Rich, Reichmann & Co.
Esperti che hanno condotto inchieste su Soros per conto del Dipartimento di Stato USA affermano che almeno 10 miliardi di dollari del Quantum Fund provengono da investitori "silenziosi", che preferiscono cioè l'anonimato, e che hanno chiesto a Soros di mandare in frantumi la stabilità monetaria europea. Questo spiega perché Soros, che si vanta di avere tra i suoi investitori la regina e le principali case bancarie inglesi, abbia colpito così duramente la sterlina nell'autunno del 1992. La contraddizione apparente svanisce tenendo conto del fatto che era il modo più sicuro di mettere in pratica la decisione strategica inglese di frantumare lo SME, che è la strategia thatcheriana per eccellenza.

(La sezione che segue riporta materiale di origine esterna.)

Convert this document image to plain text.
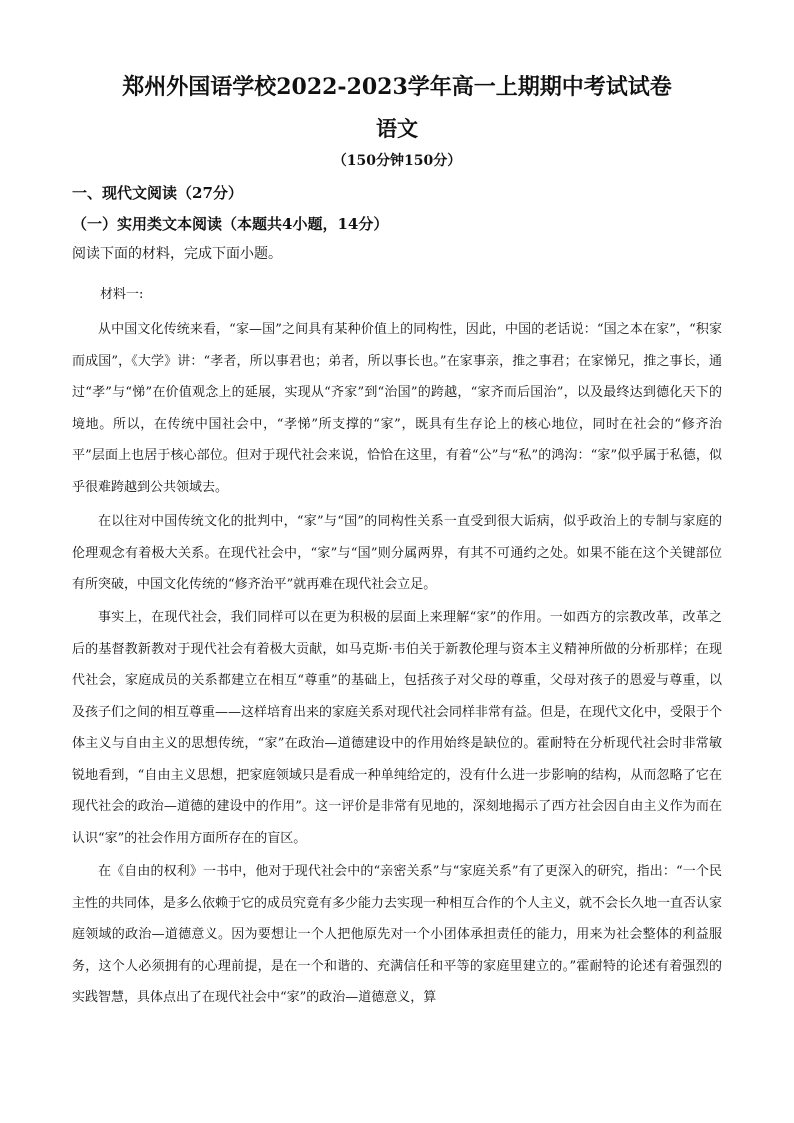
郑州外国语学校2022-2023学年高一上期期中考试试卷
语文
（150分钟150分）
一、现代文阅读（27分）
（一）实用类文本阅读（本题共4小题，14分）
阅读下面的材料，完成下面小题。
材料一:
从中国文化传统来看，“家—国”之间具有某种价值上的同构性，因此，中国的老话说：“国之本在家”，“积家而成国”，《大学》讲：“孝者，所以事君也；弟者，所以事长也。”在家事亲，推之事君；在家悌兄，推之事长，通过“孝”与“悌”在价值观念上的延展，实现从“齐家”到“治国”的跨越，“家齐而后国治”，以及最终达到德化天下的境地。所以，在传统中国社会中，“孝悌”所支撑的“家”，既具有生存论上的核心地位，同时在社会的“修齐治平”层面上也居于核心部位。但对于现代社会来说，恰恰在这里，有着“公”与“私”的鸿沟：“家”似乎属于私德，似乎很难跨越到公共领域去。
在以往对中国传统文化的批判中，“家”与“国”的同构性关系一直受到很大诟病，似乎政治上的专制与家庭的伦理观念有着极大关系。在现代社会中，“家”与“国”则分属两界，有其不可通约之处。如果不能在这个关键部位有所突破，中国文化传统的“修齐治平”就再难在现代社会立足。
事实上，在现代社会，我们同样可以在更为积极的层面上来理解“家”的作用。一如西方的宗教改革，改革之后的基督教新教对于现代社会有着极大贡献，如马克斯·韦伯关于新教伦理与资本主义精神所做的分析那样；在现代社会，家庭成员的关系都建立在相互“尊重”的基础上，包括孩子对父母的尊重，父母对孩子的恩爱与尊重，以及孩子们之间的相互尊重——这样培育出来的家庭关系对现代社会同样非常有益。但是，在现代文化中，受限于个体主义与自由主义的思想传统，“家”在政治—道德建设中的作用始终是缺位的。霍耐特在分析现代社会时非常敏锐地看到，“自由主义思想，把家庭领域只是看成一种单纯给定的，没有什么进一步影响的结构，从而忽略了它在现代社会的政治—道德的建设中的作用”。这一评价是非常有见地的，深刻地揭示了西方社会因自由主义作为而在认识“家”的社会作用方面所存在的盲区。
在《自由的权利》一书中，他对于现代社会中的“亲密关系”与“家庭关系”有了更深入的研究，指出：“一个民主性的共同体，是多么依赖于它的成员究竟有多少能力去实现一种相互合作的个人主义，就不会长久地一直否认家庭领域的政治—道德意义。因为要想让一个人把他原先对一个小团体承担责任的能力，用来为社会整体的利益服务，这个人必须拥有的心理前提，是在一个和谐的、充满信任和平等的家庭里建立的。”霍耐特的论述有着强烈的实践智慧，具体点出了在现代社会中“家”的政治—道德意义，算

Tra gli investitori "silenziosi" vengono segnalati Marc Rich, un mercante di petrolio e di metalli ricercato dalla giustizia americana, e Shaul Eisenberg, ex pezzo grosso dei servizi segreti israeliani che fa il mercante di armi nel Medio Oriente ed in Asia. Il governo dell'Uzbekistan gli ha interdetto gli affari nel paese dopo aver scoperto una serie di truffe e corruzioni colossali. Un altro socio di Soros è Rafi Eytan che in passato teneva a Londra i collegamenti tra il Mossad e lo spionaggio inglese. Gli affari più grandi, trattando soprattutto alluminio e petrolio, Marc Rich li ha fatti in Unione Sovietica, poi Russia, tra il 1989 ed il 1993. In quello stesso periodo il Nordex Group di Grigori Luciansky raggiunse un fatturato di miliardi di dollari vendendo soprattutto alluminio e petrolio russi. Secondo il Wall Street Journal del 13 maggio 1993 le imprese di Rich in Russia sono finite sotto inchiesta per truffa.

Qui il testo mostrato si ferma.